Suppression of malignancy in human cancer cells: issues and challenges.

Analysis of the many, sometimes seemingly contradictory, reports on the partial suppression of malignancy in highly unstable rodent intraspecies and rodent--human hybrid cells emphasizes the limitations of this approach to the analysis of the basic nature of malignancy, especially in naturally occurring human cancers. During the past 5 years, Stanbridge and then Klinger reported complete suppression, not elimination, of malignancy [defined as capacity to produce progressively growing tumors in athymic (nude) mice] in stable hybrids of different human cancer cells with normal human fibroblasts or with differentiating epithelial keratinocytes and, importantly, also in stable hybrids of two parental cancers of different somatic cell origin. The nontumorigenic human hybrid cells are not rejected by some nonthymic immune mechanism of nude mice and survive in vascularized foci; the initial multiplication of these cells is stopped by some unknown proliferation controlling substance(s) to which their malignant parent(s) do not respond.
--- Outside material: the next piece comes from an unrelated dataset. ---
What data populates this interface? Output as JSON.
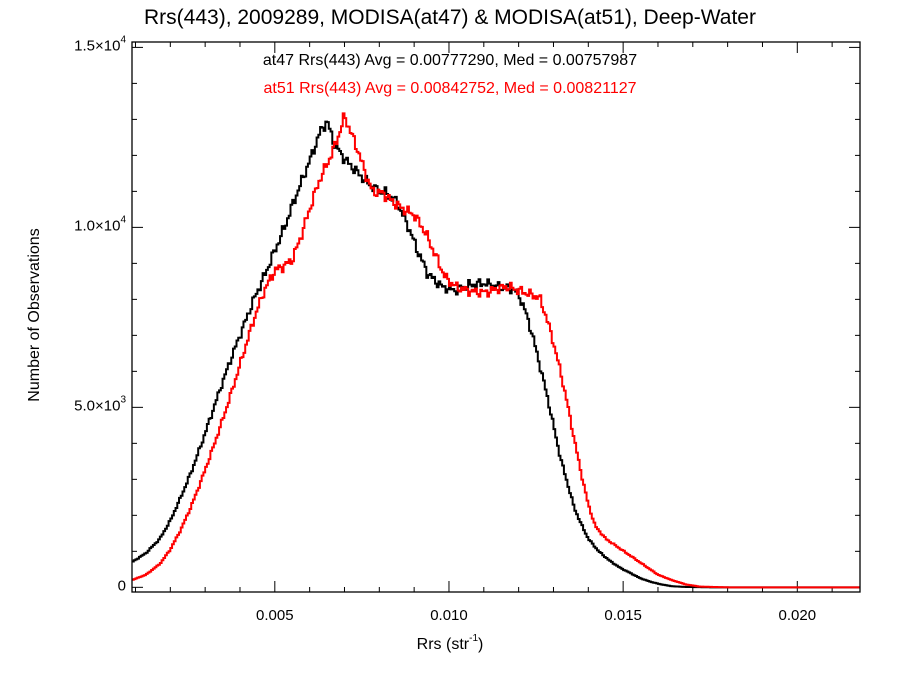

The heritable properties of infinite multiplication in vitro, loss of contact inhibition, etc. remained in the nontumorigenic hybrids but, remarkably, the in vitro production of alpha human choriogonadotropin by HeLa cells was suppressed along with tumorigenicity and reappeared in the tumorigenic revertants. If it is assumed that human cancers of different somatic cell origin are caused by a loss of different specific regulatory genes, as the most recent data reviewed here suggest, the challenge is to determine in molecular terms what those missing genes are, how they function, and whether it may be possible to restore to the cancer cells what they have lost.